From a housing perspective, the acceleration observed in April, and compounded in May, suggested housing-related activity may stop being the drag on growth it had been for much of last year. The Bank of Canada can ill afford for the most interest-sensitive segment of our economy to roar ahead when it is actively trying to cool the economy and inflation.
Regional releases for the month of May from Toronto, Vancouver, Calgary, Fraser Valley (the market that has been driving much of the recent national strength), and Montreal point to a continued acceleration in the housing market. These markets provide an approximation of the national market’s May performance as movements at the national level have largely tracked the aggregate performance of these regional markets over history (charts 1, 2 and 3).
Here, where only not seasonally adjusted (NSA) year-over-year changes were reported by a regional board, we estimate the seasonally adjusted (SA) month-over-month changes by applying the same year-over-year growth to last year’s SA data. In principle, the year-over-year growth should be relatively similar whether seasonally adjusted or not as it would be referencing the same time of year and season. Indeed, when charting SA and NSA y/y % for the different regions, the two move closely together (chart 4 shows the different growth rates for Vancouver and Toronto sales as an example).
Regional May results are reported in table 1.
Home sales seem to have increased in all the reported major regional markets in May, pointing to an aggregate performance in May that is almost 10% stronger than in April. Given how closely the national market tracks the aggregate of these regional markets, this points to incoming strength at the national level when the national data are released mid June. The good news is that it seems the return of buyers to the market over the past couple of months has triggered a return of some sellers to the market as well. New listings had been dropping dramatically as sales picked up steam, and they recorded only a small increase of 1.6% in April when sales had recorded a double-digit increase. May’s regional results however point to a much larger increase in listings of 23%.
April’s level of listings was 26% below the month’s 2000–19 average. The estimated aggregate monthly increase in May points to an implied aggregate that is 13% below the month’s 2000–19 average—still low but an improvement from April.
There is less of a standardization in the regional reporting of prices as different regional boards report different price measures (average sales price, MLS home price index, MLS benchmark price index), therefore these are not reported in the table. However, it is the case that regardless of the chosen price measure, all markets reported monthly increases in their respective price measures—indicating a monthly price gain at the national level, consistent with persistent tightness in the market despite May’s increase in listings, as listings remain low in the face of pent-up demand and strong immigration and population growth.

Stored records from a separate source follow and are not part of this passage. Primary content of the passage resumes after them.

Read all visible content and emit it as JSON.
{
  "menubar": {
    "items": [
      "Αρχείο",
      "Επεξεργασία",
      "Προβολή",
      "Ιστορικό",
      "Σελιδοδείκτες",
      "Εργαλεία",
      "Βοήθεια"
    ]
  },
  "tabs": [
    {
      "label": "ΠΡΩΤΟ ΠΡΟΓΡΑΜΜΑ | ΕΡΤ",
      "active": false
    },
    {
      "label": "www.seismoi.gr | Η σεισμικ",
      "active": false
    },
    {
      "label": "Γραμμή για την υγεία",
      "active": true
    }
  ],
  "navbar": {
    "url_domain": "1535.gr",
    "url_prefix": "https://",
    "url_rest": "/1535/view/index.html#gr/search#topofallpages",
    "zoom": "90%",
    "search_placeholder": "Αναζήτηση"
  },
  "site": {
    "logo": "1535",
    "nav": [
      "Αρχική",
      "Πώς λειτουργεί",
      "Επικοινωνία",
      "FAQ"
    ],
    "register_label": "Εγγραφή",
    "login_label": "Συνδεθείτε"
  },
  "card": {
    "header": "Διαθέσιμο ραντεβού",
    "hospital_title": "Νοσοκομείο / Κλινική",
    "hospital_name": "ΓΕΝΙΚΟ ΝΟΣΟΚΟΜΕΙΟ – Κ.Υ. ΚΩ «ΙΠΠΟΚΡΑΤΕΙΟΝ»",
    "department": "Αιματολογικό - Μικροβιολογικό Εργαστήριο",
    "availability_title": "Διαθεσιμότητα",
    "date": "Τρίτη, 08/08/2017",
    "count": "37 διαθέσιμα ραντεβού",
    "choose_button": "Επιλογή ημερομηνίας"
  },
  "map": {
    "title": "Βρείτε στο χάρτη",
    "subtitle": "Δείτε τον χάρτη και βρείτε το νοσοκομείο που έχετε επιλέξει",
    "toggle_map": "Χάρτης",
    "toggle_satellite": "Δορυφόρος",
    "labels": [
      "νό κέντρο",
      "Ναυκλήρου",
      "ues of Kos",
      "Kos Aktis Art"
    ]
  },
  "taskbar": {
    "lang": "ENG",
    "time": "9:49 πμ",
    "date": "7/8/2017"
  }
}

Nonetheless, the larger increase in listings relative to sales suggests a bit of easing in the sales-to-new listings ratio to 66.9%, down from an aggregate of 75.4% in April (this is the sum of sales across the reported regional markets divided by the sum of their new listings, the national sales-to-new listings ratio in April was 70.2%). This is still above the ratio’s long-term average of 55%, however, and points to continued pressure on prices at least in the short-run. But if this trend of increasing listings and an easing sales-to-new listings ratios proves to be true and sustainable at the national level, it could mean less pressure on prices than otherwise would be as demand picks up.
If the national data for the month of May is in line with the regional aggregate estimated here, the housing market would be acting as a strong driver of economic growth in Q2 via residential investment and consumption of goods and services related to housing. Combined with April’s flash guidance from Statistics Canada and strength in higher frequency data so far this quarter, this points to significant upside risk to the Bank of Canada’s forecast of 1% Q/Q in 2023Q2, which is based on as assumption that the rebound of the housing market won’t occur until the second half of 2023. This supports the case for an additional hike by the Bank of Canada to thwart the impact of a premature recovery in the housing market on excess demand and inflationary pressures, not to mention stability concerns.